Homemade Stock

I always loved how convenient stock cubes were: just add to boiling water, stir, and use. But, there’s just nothing quite like homemade stock or broth, especially when you eat as many vegetables as I do. 

What do you do with your veggie scraps? Unless you have a compost, my bet is they get thrown out along with the rest of the rubbish.

Well, next time you’re chopping up some vegetables, think about storing them in a large ziplock bag, or air-tight container, and placing them in the freezer. Over time, you’ll fill the bag with veggies scraps, and this is the base of any stock.

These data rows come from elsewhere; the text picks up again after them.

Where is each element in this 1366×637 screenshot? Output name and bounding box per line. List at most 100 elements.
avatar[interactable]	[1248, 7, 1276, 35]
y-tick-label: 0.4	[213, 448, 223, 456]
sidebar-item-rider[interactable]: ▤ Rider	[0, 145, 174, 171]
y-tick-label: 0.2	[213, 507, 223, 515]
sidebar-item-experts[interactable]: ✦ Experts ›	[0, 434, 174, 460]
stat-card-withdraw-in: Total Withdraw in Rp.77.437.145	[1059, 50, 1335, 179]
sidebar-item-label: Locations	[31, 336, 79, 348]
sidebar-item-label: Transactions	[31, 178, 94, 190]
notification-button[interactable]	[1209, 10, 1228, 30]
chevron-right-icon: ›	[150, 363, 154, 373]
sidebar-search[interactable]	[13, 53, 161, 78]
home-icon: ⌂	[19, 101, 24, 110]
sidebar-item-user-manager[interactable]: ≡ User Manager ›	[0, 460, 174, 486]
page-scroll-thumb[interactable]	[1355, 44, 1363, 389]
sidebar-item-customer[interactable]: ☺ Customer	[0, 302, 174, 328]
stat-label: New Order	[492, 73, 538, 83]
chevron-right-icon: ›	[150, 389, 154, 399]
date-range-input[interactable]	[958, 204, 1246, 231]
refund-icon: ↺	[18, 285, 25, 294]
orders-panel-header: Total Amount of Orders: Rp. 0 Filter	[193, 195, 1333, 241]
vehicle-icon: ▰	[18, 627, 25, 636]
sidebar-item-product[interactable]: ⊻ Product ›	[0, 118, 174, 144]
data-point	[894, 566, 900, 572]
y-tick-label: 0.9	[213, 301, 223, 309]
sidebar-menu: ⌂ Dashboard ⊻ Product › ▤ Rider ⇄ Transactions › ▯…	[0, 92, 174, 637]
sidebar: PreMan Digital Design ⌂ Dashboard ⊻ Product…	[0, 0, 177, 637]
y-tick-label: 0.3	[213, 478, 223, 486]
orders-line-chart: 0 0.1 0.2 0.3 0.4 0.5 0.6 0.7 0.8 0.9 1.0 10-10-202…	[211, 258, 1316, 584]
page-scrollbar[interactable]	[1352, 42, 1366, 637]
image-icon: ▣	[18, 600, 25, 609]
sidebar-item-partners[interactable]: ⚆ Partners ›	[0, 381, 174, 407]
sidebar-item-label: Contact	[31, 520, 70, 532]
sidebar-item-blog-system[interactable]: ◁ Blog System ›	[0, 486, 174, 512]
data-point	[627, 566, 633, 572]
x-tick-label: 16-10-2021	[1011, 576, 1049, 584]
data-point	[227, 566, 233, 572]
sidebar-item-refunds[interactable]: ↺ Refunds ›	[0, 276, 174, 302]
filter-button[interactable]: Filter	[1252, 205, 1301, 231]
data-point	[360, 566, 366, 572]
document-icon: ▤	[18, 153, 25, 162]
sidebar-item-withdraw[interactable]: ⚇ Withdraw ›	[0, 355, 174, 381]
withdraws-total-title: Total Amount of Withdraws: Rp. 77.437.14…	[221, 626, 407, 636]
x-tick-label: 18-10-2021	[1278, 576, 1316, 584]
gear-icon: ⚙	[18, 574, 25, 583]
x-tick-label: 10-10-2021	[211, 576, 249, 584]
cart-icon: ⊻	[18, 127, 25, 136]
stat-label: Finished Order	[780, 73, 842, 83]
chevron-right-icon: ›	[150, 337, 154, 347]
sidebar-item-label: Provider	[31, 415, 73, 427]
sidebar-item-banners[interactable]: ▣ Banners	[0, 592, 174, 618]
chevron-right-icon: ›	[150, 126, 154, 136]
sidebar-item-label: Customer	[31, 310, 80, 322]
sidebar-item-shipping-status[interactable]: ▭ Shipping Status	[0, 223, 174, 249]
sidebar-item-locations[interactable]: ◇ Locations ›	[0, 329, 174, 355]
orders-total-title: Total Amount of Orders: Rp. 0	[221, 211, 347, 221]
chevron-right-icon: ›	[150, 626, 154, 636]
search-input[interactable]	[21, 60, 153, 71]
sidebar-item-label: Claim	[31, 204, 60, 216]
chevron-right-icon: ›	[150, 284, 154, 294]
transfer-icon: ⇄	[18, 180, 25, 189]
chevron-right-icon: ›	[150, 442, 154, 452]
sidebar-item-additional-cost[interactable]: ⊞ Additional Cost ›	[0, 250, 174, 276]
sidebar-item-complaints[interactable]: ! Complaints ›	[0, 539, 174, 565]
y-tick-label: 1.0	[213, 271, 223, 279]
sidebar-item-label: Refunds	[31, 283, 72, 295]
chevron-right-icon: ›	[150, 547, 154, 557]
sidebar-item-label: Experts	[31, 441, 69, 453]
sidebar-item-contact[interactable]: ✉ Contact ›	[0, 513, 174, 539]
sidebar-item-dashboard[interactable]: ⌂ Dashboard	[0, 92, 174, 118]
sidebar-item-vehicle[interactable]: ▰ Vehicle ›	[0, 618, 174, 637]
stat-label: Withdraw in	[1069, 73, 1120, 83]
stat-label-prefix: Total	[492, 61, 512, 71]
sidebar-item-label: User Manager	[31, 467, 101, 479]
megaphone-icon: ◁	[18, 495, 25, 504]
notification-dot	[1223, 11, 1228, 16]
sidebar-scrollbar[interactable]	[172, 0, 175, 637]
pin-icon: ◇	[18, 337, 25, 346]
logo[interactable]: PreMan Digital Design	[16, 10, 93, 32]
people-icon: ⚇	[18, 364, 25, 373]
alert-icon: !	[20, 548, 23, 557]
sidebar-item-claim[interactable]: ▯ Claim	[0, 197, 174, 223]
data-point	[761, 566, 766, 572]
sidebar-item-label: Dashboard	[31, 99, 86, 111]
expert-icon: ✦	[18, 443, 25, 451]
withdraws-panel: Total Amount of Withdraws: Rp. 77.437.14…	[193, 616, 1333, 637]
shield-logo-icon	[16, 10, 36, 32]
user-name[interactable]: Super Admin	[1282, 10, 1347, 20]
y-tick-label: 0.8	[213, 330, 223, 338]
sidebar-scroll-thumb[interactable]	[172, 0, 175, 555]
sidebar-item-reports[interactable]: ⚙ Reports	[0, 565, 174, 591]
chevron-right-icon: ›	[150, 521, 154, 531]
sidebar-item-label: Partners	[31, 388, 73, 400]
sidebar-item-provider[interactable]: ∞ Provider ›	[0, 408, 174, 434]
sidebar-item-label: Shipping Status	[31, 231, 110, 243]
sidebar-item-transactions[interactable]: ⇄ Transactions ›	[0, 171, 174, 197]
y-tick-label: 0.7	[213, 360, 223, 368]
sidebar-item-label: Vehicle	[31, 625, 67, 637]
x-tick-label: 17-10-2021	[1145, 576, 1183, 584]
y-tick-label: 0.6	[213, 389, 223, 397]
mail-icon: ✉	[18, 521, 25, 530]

Veggie scraps can be peelings, the chopped off top and bottom of onions and carrots. Anything that isn’t used in a dish that you’re making can be saved.

When you’ve filled your bag with vegetable scraps, take them out of the freezer, and place them in a large pot. Place some dried bay leaves, oregano, thyme, salt and pepper into the pot. Then pour in enough water to just cover all of the vegetables.

Turn the heat on high, and bring to the boil, then reduce the heat and allow to simmer for at least 3 hours. The long you allow the stock to simmer, the more flavour that the water will absorb. Just make sure you have enough water in the pot to make a litre of stock.

When you’re happy with the taste of the stock, place a fine mesh sieve over a large pot or container. Carefully pour the stock over the sieve, and remove large chunks of vegetables if they take up too much space in the sieve.

If you have a compost, these vegetables can now be added to the compost, as they have not had any oil or sauces added to them. If you don’t, then they will need to be thrown away. 

If you want to make chicken stock, simply add in a chicken carcass from a roast chicken dinner, and follow the same instructions. I also added some chilli ends and rosemary to my chicken stock to give it a bit more of a kick.


leftover vegetable scraps
bay leaves

  1. Place your vegetable scraps in a large pot, and add the herbs and seasoning.
  2. Pour enough water over the vegetables to cover them, then bring the water to the boil.
  3. Turn the heat down, and allow to simmer for 3 – 4 hours.
  4. Strain the liquid into a large container or another pot, through a fine mesh sieve.
  5. If not using immediately, allow to cool. Keep in an air-tight container in the fridge for a week, or in the freezer for up to a month.